As vendas do jornal caíram vertiginosamente nos últimos anos. Números do IVC (Instituto Verificador de Comunicação) – financiado pelas próprias empresas de mídia para auferir o alcance de cada veículo e informá-lo ao mercado publicitário – lembram que a circulação diária média do jornal caiu de 239 mil jornais em dezembro de 2013 para 166 mil em abril de 2016, uma queda de 30% em menos de três anos. A queda na circulação diária média da versão impressa não foi acompanhada por um grande aumento na versão digital do jornal, com a circulação digital subindo apenas 2%, de 134 mil em dezembro de 2014 para 137 mil em abril de 2016.

Só em 2016, a empresa teve três cortes de profissionais. No último, a Folha demitiu ao menos oito profissionais de sua redação em São Paulo: Alessandra Balles, redatora especial da primeira página; Cláudio Augusto, pauteiro de Cotidiano; Guilherme Brendler e Ricardo Gallo, repórteres de Cotidiano; Sandro Macedo, editor do F5; e os fotógrafos Diego Padgurschi, Eduardo Knapp e Moacyr Lopes Jr., que continuarão a colaborar com o jornal de forma eventual como PJs. O jornal também demitiu funcionários da área administrativa e uniu a Agência Folha à editoria Cotidiano para cortar custos.

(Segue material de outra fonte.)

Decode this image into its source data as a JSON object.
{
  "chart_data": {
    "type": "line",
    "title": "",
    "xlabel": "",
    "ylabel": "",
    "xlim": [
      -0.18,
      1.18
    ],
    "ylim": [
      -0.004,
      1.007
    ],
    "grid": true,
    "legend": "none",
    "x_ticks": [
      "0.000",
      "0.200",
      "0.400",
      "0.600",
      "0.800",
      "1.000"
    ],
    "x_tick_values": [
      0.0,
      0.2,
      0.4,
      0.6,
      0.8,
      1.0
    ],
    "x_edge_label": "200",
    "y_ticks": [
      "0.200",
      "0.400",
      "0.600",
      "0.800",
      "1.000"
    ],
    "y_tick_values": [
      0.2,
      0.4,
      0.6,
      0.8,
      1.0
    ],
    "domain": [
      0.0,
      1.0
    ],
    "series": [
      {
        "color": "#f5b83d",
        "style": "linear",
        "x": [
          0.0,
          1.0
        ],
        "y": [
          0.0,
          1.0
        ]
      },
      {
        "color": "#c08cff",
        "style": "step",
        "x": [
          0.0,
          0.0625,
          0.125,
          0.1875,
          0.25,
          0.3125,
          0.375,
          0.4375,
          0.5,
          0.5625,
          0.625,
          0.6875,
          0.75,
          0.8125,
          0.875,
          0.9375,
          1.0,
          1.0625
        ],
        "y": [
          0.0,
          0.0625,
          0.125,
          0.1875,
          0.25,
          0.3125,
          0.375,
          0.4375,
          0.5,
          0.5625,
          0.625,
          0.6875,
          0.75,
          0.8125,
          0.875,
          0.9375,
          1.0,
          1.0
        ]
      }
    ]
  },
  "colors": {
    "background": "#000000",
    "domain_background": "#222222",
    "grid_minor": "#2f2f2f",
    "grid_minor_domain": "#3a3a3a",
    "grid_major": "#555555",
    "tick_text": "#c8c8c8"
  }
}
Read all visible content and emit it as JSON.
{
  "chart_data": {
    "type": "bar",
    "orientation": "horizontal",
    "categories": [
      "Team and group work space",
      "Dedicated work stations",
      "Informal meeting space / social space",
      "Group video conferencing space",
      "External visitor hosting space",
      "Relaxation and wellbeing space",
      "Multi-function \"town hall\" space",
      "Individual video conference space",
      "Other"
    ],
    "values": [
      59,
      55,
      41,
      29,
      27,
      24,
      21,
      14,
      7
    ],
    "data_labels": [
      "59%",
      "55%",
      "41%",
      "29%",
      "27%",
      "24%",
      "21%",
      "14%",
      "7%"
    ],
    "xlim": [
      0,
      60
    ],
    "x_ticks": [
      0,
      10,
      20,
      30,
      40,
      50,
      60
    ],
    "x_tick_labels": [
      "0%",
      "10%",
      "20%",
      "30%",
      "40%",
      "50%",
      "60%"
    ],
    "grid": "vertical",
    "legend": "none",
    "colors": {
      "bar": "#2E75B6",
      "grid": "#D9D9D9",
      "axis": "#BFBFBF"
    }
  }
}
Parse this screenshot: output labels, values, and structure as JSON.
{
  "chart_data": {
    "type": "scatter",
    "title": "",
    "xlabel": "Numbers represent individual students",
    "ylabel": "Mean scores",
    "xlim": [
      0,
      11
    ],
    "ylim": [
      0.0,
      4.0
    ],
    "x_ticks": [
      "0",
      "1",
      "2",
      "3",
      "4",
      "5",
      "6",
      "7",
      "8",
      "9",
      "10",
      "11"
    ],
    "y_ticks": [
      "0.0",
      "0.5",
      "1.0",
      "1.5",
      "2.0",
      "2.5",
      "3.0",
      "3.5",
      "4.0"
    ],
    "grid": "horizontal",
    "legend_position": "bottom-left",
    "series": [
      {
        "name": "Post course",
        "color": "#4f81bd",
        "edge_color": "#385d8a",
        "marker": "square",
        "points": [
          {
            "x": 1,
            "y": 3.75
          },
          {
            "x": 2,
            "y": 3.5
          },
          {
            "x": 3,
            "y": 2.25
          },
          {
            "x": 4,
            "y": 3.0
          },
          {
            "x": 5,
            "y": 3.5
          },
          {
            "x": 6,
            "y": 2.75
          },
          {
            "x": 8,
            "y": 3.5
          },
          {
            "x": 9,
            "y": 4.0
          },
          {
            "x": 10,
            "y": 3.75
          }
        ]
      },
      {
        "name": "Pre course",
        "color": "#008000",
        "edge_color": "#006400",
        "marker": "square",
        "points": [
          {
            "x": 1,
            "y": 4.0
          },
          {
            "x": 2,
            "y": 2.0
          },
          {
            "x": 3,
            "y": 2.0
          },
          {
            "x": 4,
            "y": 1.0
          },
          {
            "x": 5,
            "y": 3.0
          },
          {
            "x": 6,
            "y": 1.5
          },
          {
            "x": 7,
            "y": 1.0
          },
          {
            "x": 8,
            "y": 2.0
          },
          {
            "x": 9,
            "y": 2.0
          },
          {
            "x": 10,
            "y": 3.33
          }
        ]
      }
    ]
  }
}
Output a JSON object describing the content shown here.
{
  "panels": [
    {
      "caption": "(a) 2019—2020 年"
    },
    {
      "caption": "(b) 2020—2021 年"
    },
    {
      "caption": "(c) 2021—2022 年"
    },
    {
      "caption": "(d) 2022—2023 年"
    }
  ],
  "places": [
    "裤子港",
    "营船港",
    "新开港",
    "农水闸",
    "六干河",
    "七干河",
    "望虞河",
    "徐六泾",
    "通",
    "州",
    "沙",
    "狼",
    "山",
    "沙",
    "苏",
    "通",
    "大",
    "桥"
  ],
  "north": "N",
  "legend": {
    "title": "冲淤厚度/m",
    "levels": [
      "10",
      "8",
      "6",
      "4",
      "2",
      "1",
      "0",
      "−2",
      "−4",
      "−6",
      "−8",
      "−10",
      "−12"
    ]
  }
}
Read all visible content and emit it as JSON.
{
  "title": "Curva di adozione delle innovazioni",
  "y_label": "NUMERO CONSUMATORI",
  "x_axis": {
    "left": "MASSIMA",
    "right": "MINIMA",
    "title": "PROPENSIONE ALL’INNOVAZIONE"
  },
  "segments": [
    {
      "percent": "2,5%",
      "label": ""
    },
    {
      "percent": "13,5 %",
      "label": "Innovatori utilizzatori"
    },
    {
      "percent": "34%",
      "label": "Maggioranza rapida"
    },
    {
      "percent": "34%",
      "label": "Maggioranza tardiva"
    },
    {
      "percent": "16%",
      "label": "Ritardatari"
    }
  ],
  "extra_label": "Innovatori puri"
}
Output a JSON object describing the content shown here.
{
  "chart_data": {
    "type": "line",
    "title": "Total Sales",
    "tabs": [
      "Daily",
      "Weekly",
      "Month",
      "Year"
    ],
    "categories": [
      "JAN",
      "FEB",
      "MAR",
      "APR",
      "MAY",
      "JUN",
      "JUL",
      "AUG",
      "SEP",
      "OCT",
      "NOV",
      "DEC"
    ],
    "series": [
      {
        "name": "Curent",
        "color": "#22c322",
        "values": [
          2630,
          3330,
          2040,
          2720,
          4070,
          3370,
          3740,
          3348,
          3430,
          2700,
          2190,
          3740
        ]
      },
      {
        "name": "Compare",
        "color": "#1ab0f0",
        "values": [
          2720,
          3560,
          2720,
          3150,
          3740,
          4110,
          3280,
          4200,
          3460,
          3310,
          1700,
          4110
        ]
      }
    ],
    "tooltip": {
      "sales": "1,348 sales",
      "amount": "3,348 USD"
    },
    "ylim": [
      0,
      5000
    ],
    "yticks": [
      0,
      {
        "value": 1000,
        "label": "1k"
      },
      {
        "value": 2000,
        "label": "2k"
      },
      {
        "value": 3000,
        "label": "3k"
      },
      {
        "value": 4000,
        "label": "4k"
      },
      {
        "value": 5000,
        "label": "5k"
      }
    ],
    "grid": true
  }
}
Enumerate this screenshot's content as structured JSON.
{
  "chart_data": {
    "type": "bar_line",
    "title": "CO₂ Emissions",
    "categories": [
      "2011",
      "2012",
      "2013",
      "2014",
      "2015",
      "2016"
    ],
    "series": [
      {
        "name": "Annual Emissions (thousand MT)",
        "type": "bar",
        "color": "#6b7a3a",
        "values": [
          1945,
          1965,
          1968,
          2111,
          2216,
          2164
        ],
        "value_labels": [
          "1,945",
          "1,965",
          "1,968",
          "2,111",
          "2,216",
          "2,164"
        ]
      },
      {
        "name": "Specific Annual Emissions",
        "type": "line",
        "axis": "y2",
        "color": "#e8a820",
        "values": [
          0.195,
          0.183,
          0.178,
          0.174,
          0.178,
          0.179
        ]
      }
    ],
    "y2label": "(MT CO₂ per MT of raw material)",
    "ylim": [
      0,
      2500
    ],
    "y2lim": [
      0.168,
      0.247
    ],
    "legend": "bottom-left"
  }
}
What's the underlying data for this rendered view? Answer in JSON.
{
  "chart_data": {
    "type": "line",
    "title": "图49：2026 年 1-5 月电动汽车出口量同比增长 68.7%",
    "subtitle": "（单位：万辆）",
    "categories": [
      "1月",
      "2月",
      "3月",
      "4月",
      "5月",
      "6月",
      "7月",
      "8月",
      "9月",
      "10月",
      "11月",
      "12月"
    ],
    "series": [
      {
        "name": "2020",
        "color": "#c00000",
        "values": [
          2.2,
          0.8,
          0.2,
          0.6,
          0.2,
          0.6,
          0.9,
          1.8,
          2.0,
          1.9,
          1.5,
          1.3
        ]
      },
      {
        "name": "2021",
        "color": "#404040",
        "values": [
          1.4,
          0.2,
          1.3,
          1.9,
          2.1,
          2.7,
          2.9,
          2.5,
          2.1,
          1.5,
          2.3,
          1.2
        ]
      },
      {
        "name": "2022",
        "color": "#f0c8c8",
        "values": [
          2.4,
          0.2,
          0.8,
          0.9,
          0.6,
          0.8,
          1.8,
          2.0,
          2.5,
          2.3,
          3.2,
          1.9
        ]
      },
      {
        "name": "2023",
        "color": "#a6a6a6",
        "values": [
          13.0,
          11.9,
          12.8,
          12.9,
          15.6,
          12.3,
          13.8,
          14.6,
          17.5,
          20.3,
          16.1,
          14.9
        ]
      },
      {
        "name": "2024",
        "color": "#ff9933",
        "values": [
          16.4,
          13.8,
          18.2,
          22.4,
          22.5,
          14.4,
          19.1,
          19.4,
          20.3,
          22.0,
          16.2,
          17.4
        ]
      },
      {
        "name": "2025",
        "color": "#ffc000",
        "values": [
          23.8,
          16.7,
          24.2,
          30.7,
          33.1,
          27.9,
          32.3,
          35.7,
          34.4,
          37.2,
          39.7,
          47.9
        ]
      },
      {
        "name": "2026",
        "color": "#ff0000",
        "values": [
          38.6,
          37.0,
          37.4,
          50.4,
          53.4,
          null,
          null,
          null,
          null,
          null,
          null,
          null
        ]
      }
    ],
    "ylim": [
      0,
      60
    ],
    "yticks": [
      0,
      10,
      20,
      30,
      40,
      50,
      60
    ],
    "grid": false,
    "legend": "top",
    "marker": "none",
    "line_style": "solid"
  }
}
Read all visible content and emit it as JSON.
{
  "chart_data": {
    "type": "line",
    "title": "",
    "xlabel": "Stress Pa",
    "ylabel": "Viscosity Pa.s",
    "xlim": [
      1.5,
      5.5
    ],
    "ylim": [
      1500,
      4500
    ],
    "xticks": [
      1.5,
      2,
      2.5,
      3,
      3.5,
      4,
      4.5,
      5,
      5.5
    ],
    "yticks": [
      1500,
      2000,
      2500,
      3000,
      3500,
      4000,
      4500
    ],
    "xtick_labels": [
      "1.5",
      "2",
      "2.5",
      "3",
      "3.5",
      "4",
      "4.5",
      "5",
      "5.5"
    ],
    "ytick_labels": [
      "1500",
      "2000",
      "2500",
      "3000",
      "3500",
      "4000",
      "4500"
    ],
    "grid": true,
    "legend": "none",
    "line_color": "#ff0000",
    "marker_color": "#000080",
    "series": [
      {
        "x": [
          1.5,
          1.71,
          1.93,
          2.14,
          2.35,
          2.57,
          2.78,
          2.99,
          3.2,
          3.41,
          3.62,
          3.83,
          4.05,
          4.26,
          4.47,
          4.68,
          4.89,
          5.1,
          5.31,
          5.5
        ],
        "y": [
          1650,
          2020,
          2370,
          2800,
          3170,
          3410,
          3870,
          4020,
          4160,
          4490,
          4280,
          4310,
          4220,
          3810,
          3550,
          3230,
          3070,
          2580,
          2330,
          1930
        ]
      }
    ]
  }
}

A Folha se tornou conhecida por atacar os movimentos de rua a partir de narrativas pró-PT. Números do Datafolha costumavam apontar um número de manifestantes muito menor do que aquele que realmente comparecia aos protestos (os números oficiais, da PM, sempre eram duas a três vezes maiores do que os do instituto do jornal). Ultimamente, o jornal também adotou a narrativa petista de “novas eleições”, que fora unicamente formatada pela equipe de propaganda do PT para tentar enganar senadores e o povo.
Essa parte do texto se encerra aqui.